Primarily used for transformation or extraction, it features filters, visitors, custom tags and easy to use JavaBeans. It is a fast, robust and well tested package. What has attracted most developers to HTMLParser has been its simplicity in design, speed and ability to handle streaming real-world html.
The underlying data can be either internal or plug-in, and both can be in binary XML. Plug-in Data Plug-in data is data that has already been parsed and therefore can be transferred from one processor to another without requiring parsing.
Users can also plug in their own implementations. The InfosetReader retrieves sequential events from the XML stream and queries the state and data from these events. In the following example, the XML data is scanned to retrieve the QNames and attributes of all elements: InfosetReader reader; While reader.
To support shadow copy of DOM across documents, a new copy of InfosetReader can be created to ensure thread safety, using the Clone method.
To support lazy materialization, the InfosetReader may have the ability to move focus to any location specified by Offset Optional. Users cannot modify this implementation.
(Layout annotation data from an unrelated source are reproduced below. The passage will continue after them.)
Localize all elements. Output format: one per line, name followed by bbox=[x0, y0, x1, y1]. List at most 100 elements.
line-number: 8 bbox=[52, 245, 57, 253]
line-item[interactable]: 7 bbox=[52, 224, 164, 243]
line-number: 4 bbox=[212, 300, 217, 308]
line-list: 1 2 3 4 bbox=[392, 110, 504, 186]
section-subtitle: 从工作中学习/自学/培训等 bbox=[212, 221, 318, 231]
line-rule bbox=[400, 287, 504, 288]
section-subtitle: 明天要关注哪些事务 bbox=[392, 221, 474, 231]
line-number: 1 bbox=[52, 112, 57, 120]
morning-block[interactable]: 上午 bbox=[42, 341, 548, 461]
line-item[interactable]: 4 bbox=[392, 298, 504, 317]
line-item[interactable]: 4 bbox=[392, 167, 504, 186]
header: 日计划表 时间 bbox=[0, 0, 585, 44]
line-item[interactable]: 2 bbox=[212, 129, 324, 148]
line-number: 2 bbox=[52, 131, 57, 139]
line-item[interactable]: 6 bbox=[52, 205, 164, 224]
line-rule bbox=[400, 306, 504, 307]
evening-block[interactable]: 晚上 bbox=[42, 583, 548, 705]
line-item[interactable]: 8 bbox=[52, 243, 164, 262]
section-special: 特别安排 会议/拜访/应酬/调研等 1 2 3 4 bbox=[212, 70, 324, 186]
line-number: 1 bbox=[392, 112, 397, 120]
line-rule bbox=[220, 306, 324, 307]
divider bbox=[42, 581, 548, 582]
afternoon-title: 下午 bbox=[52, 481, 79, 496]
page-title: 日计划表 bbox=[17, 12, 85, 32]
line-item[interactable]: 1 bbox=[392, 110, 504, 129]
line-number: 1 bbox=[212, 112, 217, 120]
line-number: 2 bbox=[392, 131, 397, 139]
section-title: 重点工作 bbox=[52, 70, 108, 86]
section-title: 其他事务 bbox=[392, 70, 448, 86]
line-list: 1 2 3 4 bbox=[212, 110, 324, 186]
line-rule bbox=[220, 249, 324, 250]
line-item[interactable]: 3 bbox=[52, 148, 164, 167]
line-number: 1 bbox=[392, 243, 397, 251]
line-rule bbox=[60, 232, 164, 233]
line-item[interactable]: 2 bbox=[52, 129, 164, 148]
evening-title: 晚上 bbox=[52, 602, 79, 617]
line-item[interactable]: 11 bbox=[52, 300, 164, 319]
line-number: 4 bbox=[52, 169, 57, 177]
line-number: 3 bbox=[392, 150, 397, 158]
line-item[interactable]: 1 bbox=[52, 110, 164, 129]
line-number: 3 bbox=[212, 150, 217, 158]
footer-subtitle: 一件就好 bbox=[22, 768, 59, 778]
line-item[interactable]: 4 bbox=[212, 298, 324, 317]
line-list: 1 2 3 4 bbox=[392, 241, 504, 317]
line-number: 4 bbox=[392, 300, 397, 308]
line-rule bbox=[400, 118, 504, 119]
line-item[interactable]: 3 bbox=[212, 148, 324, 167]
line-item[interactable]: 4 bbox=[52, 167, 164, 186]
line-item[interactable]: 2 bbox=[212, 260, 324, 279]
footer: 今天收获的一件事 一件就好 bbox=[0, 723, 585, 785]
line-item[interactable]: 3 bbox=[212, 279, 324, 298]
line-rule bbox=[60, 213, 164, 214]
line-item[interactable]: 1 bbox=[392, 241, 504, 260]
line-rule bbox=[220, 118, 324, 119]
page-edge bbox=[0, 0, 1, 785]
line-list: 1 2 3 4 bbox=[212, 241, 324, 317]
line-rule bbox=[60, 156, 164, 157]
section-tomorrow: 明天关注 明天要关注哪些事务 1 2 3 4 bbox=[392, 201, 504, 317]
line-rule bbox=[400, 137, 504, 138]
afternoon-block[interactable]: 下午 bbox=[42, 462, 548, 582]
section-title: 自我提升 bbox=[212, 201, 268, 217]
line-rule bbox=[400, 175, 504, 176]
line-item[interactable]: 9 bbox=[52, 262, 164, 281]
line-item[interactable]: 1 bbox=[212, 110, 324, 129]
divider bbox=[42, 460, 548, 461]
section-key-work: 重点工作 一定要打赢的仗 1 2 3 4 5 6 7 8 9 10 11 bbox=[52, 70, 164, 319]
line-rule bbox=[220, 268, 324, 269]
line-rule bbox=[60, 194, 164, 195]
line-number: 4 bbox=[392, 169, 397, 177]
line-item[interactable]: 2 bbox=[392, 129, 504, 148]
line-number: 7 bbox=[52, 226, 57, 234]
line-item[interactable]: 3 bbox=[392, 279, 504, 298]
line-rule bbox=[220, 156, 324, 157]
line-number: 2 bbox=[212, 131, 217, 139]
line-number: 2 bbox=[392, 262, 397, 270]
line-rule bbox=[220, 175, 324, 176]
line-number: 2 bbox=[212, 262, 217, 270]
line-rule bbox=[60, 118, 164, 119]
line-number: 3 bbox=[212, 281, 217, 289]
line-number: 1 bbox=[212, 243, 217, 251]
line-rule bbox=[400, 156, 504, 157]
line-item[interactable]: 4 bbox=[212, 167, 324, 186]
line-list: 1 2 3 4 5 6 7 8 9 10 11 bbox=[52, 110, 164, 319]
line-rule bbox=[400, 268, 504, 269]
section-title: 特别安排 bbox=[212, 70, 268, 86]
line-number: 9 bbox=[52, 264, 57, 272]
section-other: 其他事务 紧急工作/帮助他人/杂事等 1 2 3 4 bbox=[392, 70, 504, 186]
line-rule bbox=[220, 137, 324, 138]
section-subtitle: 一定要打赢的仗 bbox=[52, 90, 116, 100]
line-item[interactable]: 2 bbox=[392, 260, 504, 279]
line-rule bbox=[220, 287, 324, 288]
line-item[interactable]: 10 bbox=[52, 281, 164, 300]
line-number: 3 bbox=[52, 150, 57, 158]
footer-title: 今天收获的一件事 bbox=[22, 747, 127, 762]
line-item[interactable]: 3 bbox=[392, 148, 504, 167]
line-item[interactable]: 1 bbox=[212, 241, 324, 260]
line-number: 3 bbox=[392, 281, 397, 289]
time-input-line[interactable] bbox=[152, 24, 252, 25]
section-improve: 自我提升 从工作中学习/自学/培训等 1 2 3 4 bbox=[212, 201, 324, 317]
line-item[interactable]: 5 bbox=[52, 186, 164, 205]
You can save the XML text as either of the following: You can save the section reference of binary XML instead of actual data, if you know that the data source is available for deserialization.
The following example illustrates how to save as binary XML. The rest of the DOM tree can be expanded later if it is accessed. A node may have unexpanded child and sibling nodes, but its parent and ancestors are always expanded.
Each node maintains the InfoSetReader. Offset property of the next node so that the DOM can pull data additional to create the next node. Depending on the access method type, DOM nodes may expand more than the set of nodes returned: DOM Navigation The DOM navigation interface allows access to neighboring nodes such as first child, last child, parent, previous or next sibling.
If node creation is needed, it is always done in document order. In the case of scalable DOM, retrieval by index does not cause the expansion of all previous nodes, but their ancestor nodes are materialized.
XPath Expressions XPath evaluation can cause materialization of all intermediate nodes in memory. Supporting DOM navigation requires adding cross references among nodes.
In automatic dereferencing mode, some of the links are weak references, which can be freed during garbage collection. Node release is based on the importance of the links: Links to parent nodes cannot be dropped because ancestors provide context for in-scope namespaces and it is difficult to retrieve dropped parent nodes using streaming APIs such as InfosetReader.
The scalable DOM always holds its parent and previous sibling strongly but holds its children and following sibling weakly. When the Java Virtual Machine frees the nodes, references to them are still available in the underlying data so they can be recreated if needed.Java: Simple Way to Write XML (DOM) File in Java Last Updated on July 17th, by App Shah 36 comments As we learned “ Simple way to count number of XML elements in Java ” earlier, here is another simple Java code which writes XML file in Java (DOM Parser).
How to write XML file in Java (DOM Parser) Pankaj 10 Comments Earlier we learned how to read XML file and how to edit XML file in java using DOM Parser, today we will learn how to write an XML file in java using DOM Parser.
DOM parser provides several Java interfaces and methods to work with the XML data. It returns a tree structure of all the elements in a XML document. And the tree can be traversed to work with the data.
SAX parser is working differently with a DOM parser, it neither load any XML document into memory nor create any object representation of the XML document.
Instead, the SAX parser use callback function feelthefish.comtHandler to informs clients of the XML document structure.
SAX Parser is faster and uses less memory than DOM parser. DOM parser parses the entire XML document and loads it into memory; then models it in a “TREE” structure for easy traversal or manipulation. In short, it turns a XML file into DOM or Tree structure, and you have to traverse a node by node to get what you want.
DOM provides many handy classes to create XML file easily. Firstly, you have to create a Document with DocumentBuilder class, define all the XML content – node, attribute with Element class.
In last, use Transformer class to output the entire XML content to stream output, typically a File.